What is aerobic exercise? Any type of physical activity that is primarily fueled by energy produced with the use of oxygen. Examples of this type of activity include walking, running, hiking, swimming and bicycling.
The overall health benefits of aerobic exercise is a consequence of oxygen demand. To meet the demand for oxygen during exercise, efficiency of your respiratory (lungs), cardiovascular (heart) and vascular (blood vessels) systems will improve.
Physiological events that occur to boost oxygen delivery (via the bloodstream) are:
- increased breathing rate
- raised heart rate to move more blood
- intensify venous return of blood to heart
- accelerate movement of air through lungs
- regulate movement of blood to working muscles
Essentially, your overall health benefits from routine, sustained exercise because your body adapts by improving the function of all systems involved. And the muscles used change for the better as well, adapting for a future of potentially more prolonged work.
Improved functioning of your body’s ability to circulate equates to a fitness advancement because abundant oxygen, nutrients and waste removal leads to better health all around, all the time.
The only way to reap the benefits of aerobic exercise is to do the work to cause a demand (of oxygen that is) routinely. And if you stop, then your body adapts back toward a less efficient state. So aerobics needs to a part of your everyday lifestyle.
Which is better, aerobic or anaerobic exercise? Both is best. But assuming you have to pick one or the other, here’s a condensed argument in favor of aerobic exercise.
Moving muscle is fueled by energy stored in a chemical called ATP. ATP is produced by your body with (aerobic) or without (anaerobic) oxygen.
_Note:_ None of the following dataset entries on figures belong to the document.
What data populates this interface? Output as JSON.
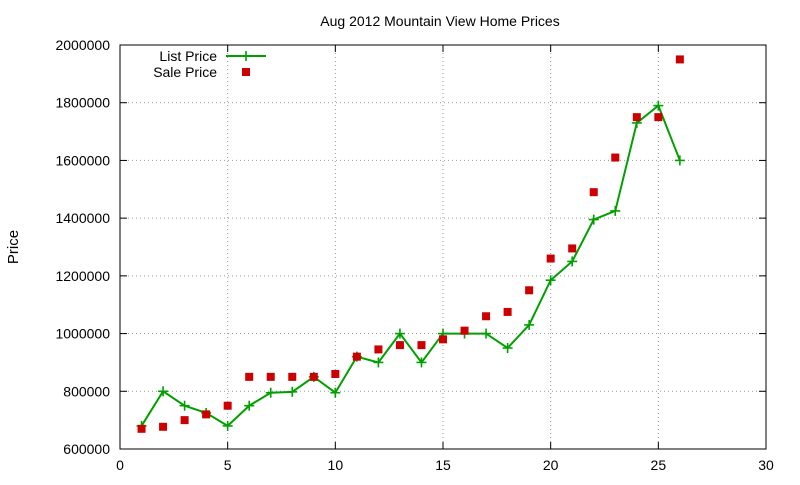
{
  "chart_data": {
    "type": "line",
    "title": "Aug 2012 Mountain View Home Prices",
    "xlabel": "",
    "ylabel": "Price",
    "xlim": [
      0,
      30
    ],
    "ylim": [
      600000,
      2000000
    ],
    "xticks": [
      0,
      5,
      10,
      15,
      20,
      25,
      30
    ],
    "yticks": [
      600000,
      800000,
      1000000,
      1200000,
      1400000,
      1600000,
      1800000,
      2000000
    ],
    "grid": true,
    "legend": "top-left",
    "series": [
      {
        "name": "List Price",
        "kind": "line-with-plus-markers",
        "color": "#00a000",
        "x": [
          1,
          2,
          3,
          4,
          5,
          6,
          7,
          8,
          9,
          10,
          11,
          12,
          13,
          14,
          15,
          16,
          17,
          18,
          19,
          20,
          21,
          22,
          23,
          24,
          25,
          26
        ],
        "values": [
          680000,
          800000,
          750000,
          725000,
          680000,
          750000,
          795000,
          798000,
          850000,
          795000,
          920000,
          900000,
          1000000,
          900000,
          1000000,
          1000000,
          1000000,
          950000,
          1030000,
          1185000,
          1250000,
          1395000,
          1425000,
          1730000,
          1790000,
          1600000
        ]
      },
      {
        "name": "Sale Price",
        "kind": "square-markers",
        "color": "#cc0000",
        "x": [
          1,
          2,
          3,
          4,
          5,
          6,
          7,
          8,
          9,
          10,
          11,
          12,
          13,
          14,
          15,
          16,
          17,
          18,
          19,
          20,
          21,
          22,
          23,
          24,
          25,
          26
        ],
        "values": [
          670000,
          677000,
          700000,
          720000,
          750000,
          850000,
          850000,
          850000,
          850000,
          860000,
          920000,
          945000,
          960000,
          960000,
          980000,
          1010000,
          1060000,
          1075000,
          1150000,
          1260000,
          1295000,
          1490000,
          1610000,
          1750000,
          1750000,
          1950000
        ]
      }
    ]
  }
}
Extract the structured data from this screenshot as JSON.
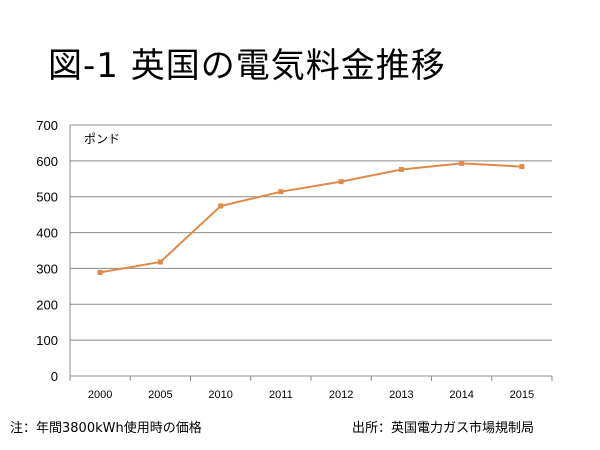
{
  "title": "図-1 英国の電気料金推移",
  "note": "注：年間3800kWh使用時の価格",
  "source": "出所：英国電力ガス市場規制局",
  "chart_data": {
    "type": "line",
    "categories": [
      "2000",
      "2005",
      "2010",
      "2011",
      "2012",
      "2013",
      "2014",
      "2015"
    ],
    "series": [
      {
        "values": [
          289,
          318,
          474,
          514,
          542,
          576,
          593,
          584
        ]
      }
    ],
    "ylabel": "ポンド",
    "ylim": [
      0,
      700
    ],
    "yticks": [
      "0",
      "100",
      "200",
      "300",
      "400",
      "500",
      "600",
      "700"
    ],
    "grid": true,
    "line_color": "#E0894A",
    "grid_color": "#8C8C8C"
  }
}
When energy is produced for muscle with oxygen it takes longer, but makes more with less waste. Without oxygen, energy can be produced very quickly, but lactic acid is also left over in the process. (The accumulation of lactic acid in your muscles causes fatigue, thus limiting your ability to perform for long.)
Fast or explosive movements (sprinting, weight lifting) use less oxygen to fuel the muscles involved. Outcome is stronger muscles, but body system adaptation is not substantially in play. Thus, to meet the basic needs of everyday life, aerobic exercise may be the better choice. Why? Because improvement in circulation and muscle action broadly contributes to overall fitness.
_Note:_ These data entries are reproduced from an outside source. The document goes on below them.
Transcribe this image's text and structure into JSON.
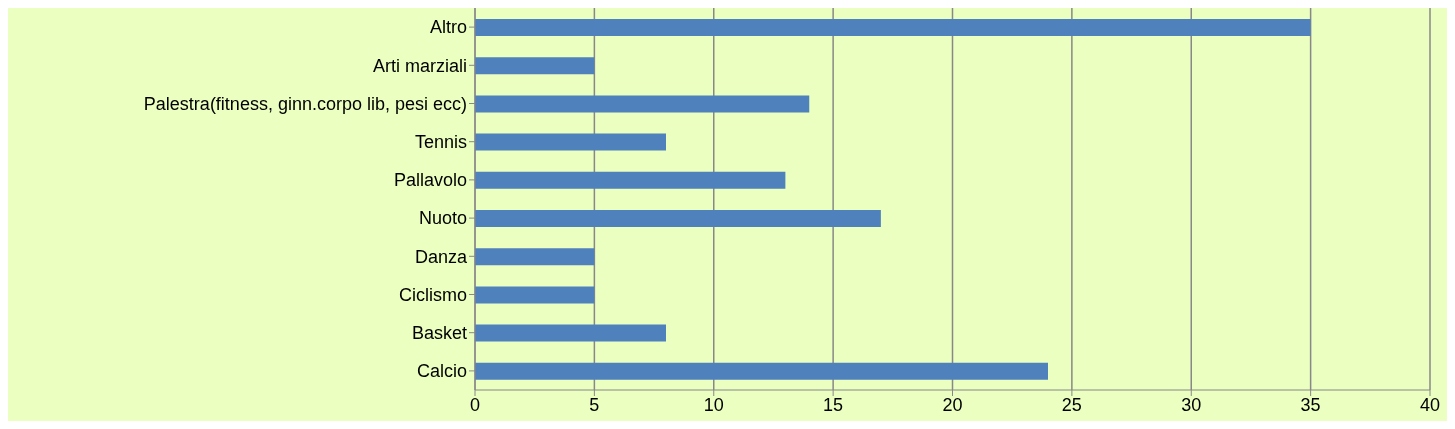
{
  "chart_data": {
    "type": "bar",
    "orientation": "horizontal",
    "categories": [
      "Altro",
      "Arti marziali",
      "Palestra(fitness, ginn.corpo lib, pesi ecc)",
      "Tennis",
      "Pallavolo",
      "Nuoto",
      "Danza",
      "Ciclismo",
      "Basket",
      "Calcio"
    ],
    "values": [
      35,
      5,
      14,
      8,
      13,
      17,
      5,
      5,
      8,
      24
    ],
    "color": "#4f81bd",
    "xlim": [
      0,
      40
    ],
    "xticks": [
      0,
      5,
      10,
      15,
      20,
      25,
      30,
      35,
      40
    ],
    "grid": "x",
    "legend": false
  }
}
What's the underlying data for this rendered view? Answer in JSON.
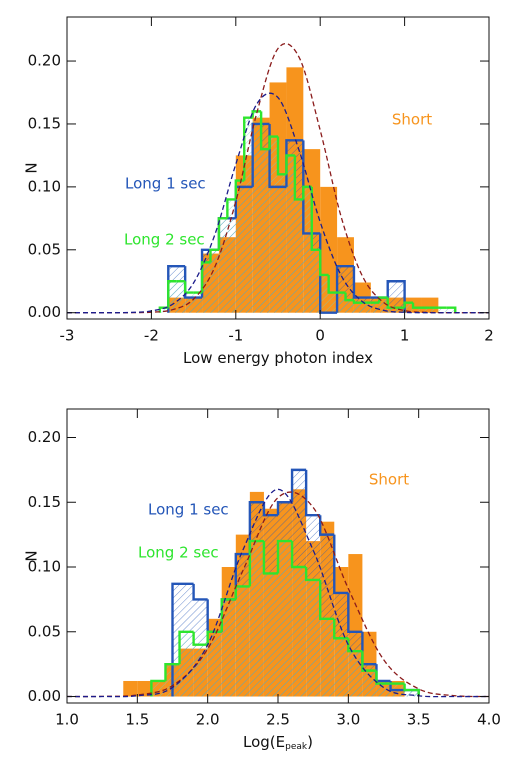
{
  "chart_data": [
    {
      "type": "histogram",
      "xlabel": [
        "Low energy photon index"
      ],
      "ylabel": "N",
      "xlim": [
        -3,
        2
      ],
      "ylim": [
        -0.005,
        0.235
      ],
      "xticks": [
        -3,
        -2,
        -1,
        0,
        1,
        2
      ],
      "yticks": [
        {
          "value": 0,
          "label": "0.00"
        },
        {
          "value": 0.05,
          "label": "0.05"
        },
        {
          "value": 0.1,
          "label": "0.10"
        },
        {
          "value": 0.15,
          "label": "0.15"
        },
        {
          "value": 0.2,
          "label": "0.20"
        }
      ],
      "series": [
        {
          "name": "Short",
          "color": "#f7941d",
          "fill": "solid",
          "bins": [
            -1.8,
            -1.6,
            -1.4,
            -1.2,
            -1.0,
            -0.8,
            -0.6,
            -0.4,
            -0.2,
            0.0,
            0.2,
            0.4,
            0.6,
            0.8,
            1.0,
            1.2,
            1.4
          ],
          "values": [
            0.012,
            0.012,
            0.047,
            0.06,
            0.125,
            0.155,
            0.183,
            0.195,
            0.13,
            0.1,
            0.06,
            0.024,
            0.012,
            0.012,
            0.012,
            0.012
          ]
        },
        {
          "name": "Long 1 sec",
          "color": "#2456b8",
          "fill": "hatch",
          "bins": [
            -1.8,
            -1.6,
            -1.4,
            -1.2,
            -1.0,
            -0.8,
            -0.6,
            -0.4,
            -0.2,
            0.0,
            0.2,
            0.4,
            0.6,
            0.8,
            1.0
          ],
          "values": [
            0.037,
            0.012,
            0.05,
            0.075,
            0.1,
            0.15,
            0.1,
            0.137,
            0.063,
            0.0,
            0.037,
            0.012,
            0.012,
            0.025
          ]
        },
        {
          "name": "Long 2 sec",
          "color": "#2ee52e",
          "fill": "hatch",
          "bins": [
            -1.9,
            -1.8,
            -1.7,
            -1.6,
            -1.5,
            -1.4,
            -1.3,
            -1.2,
            -1.1,
            -1.0,
            -0.9,
            -0.8,
            -0.7,
            -0.6,
            -0.5,
            -0.4,
            -0.3,
            -0.2,
            -0.1,
            0.0,
            0.1,
            0.2,
            0.3,
            0.4,
            0.5,
            0.6,
            0.7,
            0.8,
            0.9,
            1.0,
            1.1,
            1.2,
            1.3,
            1.4,
            1.5,
            1.6
          ],
          "values": [
            0.004,
            0.025,
            0.025,
            0.016,
            0.016,
            0.04,
            0.05,
            0.075,
            0.09,
            0.105,
            0.155,
            0.16,
            0.13,
            0.14,
            0.11,
            0.125,
            0.09,
            0.1,
            0.05,
            0.03,
            0.016,
            0.016,
            0.01,
            0.008,
            0.008,
            0.008,
            0.012,
            0.004,
            0.004,
            0.008,
            0.004,
            0.004,
            0.004,
            0.004,
            0.004
          ]
        }
      ],
      "curve_x": [
        -3,
        -2.75,
        -2.5,
        -2.25,
        -2,
        -1.75,
        -1.5,
        -1.25,
        -1,
        -0.75,
        -0.5,
        -0.25,
        0,
        0.25,
        0.5,
        0.75,
        1,
        1.25,
        1.5,
        1.75,
        2
      ],
      "curves": [
        {
          "color": "#8b1c1c",
          "values": [
            0,
            0,
            0,
            5e-05,
            0.0004,
            0.0024,
            0.0108,
            0.0361,
            0.0884,
            0.159,
            0.21,
            0.203,
            0.145,
            0.0758,
            0.0291,
            0.0082,
            0.0017,
            0.0003,
            0,
            0,
            0
          ]
        },
        {
          "color": "#1c1c8b",
          "values": [
            0,
            0,
            2e-05,
            0.0002,
            0.0014,
            0.0067,
            0.0237,
            0.0617,
            0.118,
            0.166,
            0.171,
            0.129,
            0.072,
            0.0294,
            0.0088,
            0.0019,
            0.0003,
            0,
            0,
            0,
            0
          ]
        }
      ]
    },
    {
      "type": "histogram",
      "xlabel": [
        "Log(E",
        "peak",
        ")"
      ],
      "ylabel": "N",
      "xlim": [
        1,
        4
      ],
      "ylim": [
        -0.005,
        0.222
      ],
      "xticks": [
        {
          "value": 1,
          "label": "1.0"
        },
        {
          "value": 1.5,
          "label": "1.5"
        },
        {
          "value": 2,
          "label": "2.0"
        },
        {
          "value": 2.5,
          "label": "2.5"
        },
        {
          "value": 3,
          "label": "3.0"
        },
        {
          "value": 3.5,
          "label": "3.5"
        },
        {
          "value": 4,
          "label": "4.0"
        }
      ],
      "yticks": [
        {
          "value": 0,
          "label": "0.00"
        },
        {
          "value": 0.05,
          "label": "0.05"
        },
        {
          "value": 0.1,
          "label": "0.10"
        },
        {
          "value": 0.15,
          "label": "0.15"
        },
        {
          "value": 0.2,
          "label": "0.20"
        }
      ],
      "series": [
        {
          "name": "Short",
          "color": "#f7941d",
          "fill": "solid",
          "bins": [
            1.4,
            1.5,
            1.6,
            1.7,
            1.8,
            1.9,
            2.0,
            2.1,
            2.2,
            2.3,
            2.4,
            2.5,
            2.6,
            2.7,
            2.8,
            2.9,
            3.0,
            3.1,
            3.2,
            3.3,
            3.4
          ],
          "values": [
            0.012,
            0.012,
            0.012,
            0.025,
            0.037,
            0.037,
            0.06,
            0.1,
            0.125,
            0.158,
            0.145,
            0.15,
            0.16,
            0.12,
            0.135,
            0.1,
            0.11,
            0.05,
            0.012,
            0.012
          ]
        },
        {
          "name": "Long 1 sec",
          "color": "#2456b8",
          "fill": "hatch",
          "bins": [
            1.75,
            1.9,
            2.0,
            2.1,
            2.2,
            2.3,
            2.4,
            2.5,
            2.6,
            2.7,
            2.8,
            2.9,
            3.0,
            3.1,
            3.2,
            3.3,
            3.4,
            3.5
          ],
          "values": [
            0.087,
            0.075,
            0.05,
            0.075,
            0.11,
            0.15,
            0.14,
            0.15,
            0.175,
            0.14,
            0.125,
            0.08,
            0.05,
            0.025,
            0.012,
            0.005,
            0.005
          ]
        },
        {
          "name": "Long 2 sec",
          "color": "#2ee52e",
          "fill": "hatch",
          "bins": [
            1.6,
            1.7,
            1.8,
            1.9,
            2.0,
            2.1,
            2.2,
            2.3,
            2.4,
            2.5,
            2.6,
            2.7,
            2.8,
            2.9,
            3.0,
            3.1,
            3.2,
            3.3,
            3.4,
            3.5
          ],
          "values": [
            0.012,
            0.025,
            0.05,
            0.04,
            0.05,
            0.075,
            0.085,
            0.12,
            0.095,
            0.12,
            0.1,
            0.09,
            0.06,
            0.045,
            0.035,
            0.02,
            0.01,
            0.01,
            0.005
          ]
        }
      ],
      "curve_x": [
        1,
        1.25,
        1.5,
        1.75,
        2,
        2.25,
        2.5,
        2.75,
        3,
        3.25,
        3.5,
        3.75,
        4
      ],
      "curves": [
        {
          "color": "#8b1c1c",
          "values": [
            0,
            0.0001,
            0.0012,
            0.0084,
            0.0368,
            0.0971,
            0.1536,
            0.146,
            0.0833,
            0.0286,
            0.0059,
            0.0007,
            0
          ]
        },
        {
          "color": "#1c1c8b",
          "values": [
            0,
            0,
            0.0006,
            0.007,
            0.0399,
            0.113,
            0.16,
            0.113,
            0.0399,
            0.007,
            0.0006,
            0,
            0
          ]
        }
      ]
    }
  ]
}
In closing, did you notice a benefit of aerobics that you believe is missing? Is it weight loss? Contrary to popular belief, aerobic exercise does little to help you lose weight. In fact for some, the opposite (weight gain) actually happens. Why? Exercise can cause an increase in appetite. For those who struggle with battling a voracious appetite, try cutting back on (but don’t quit) the duration of your aerobic activity. Research indicates that 20 minutes of sustained activity plus hourly short spurts of movement throughout the day offers the minimal circulatory benefit we all need.
As for weight reduction and management afterwards, best results come from a decrease in calorie intake.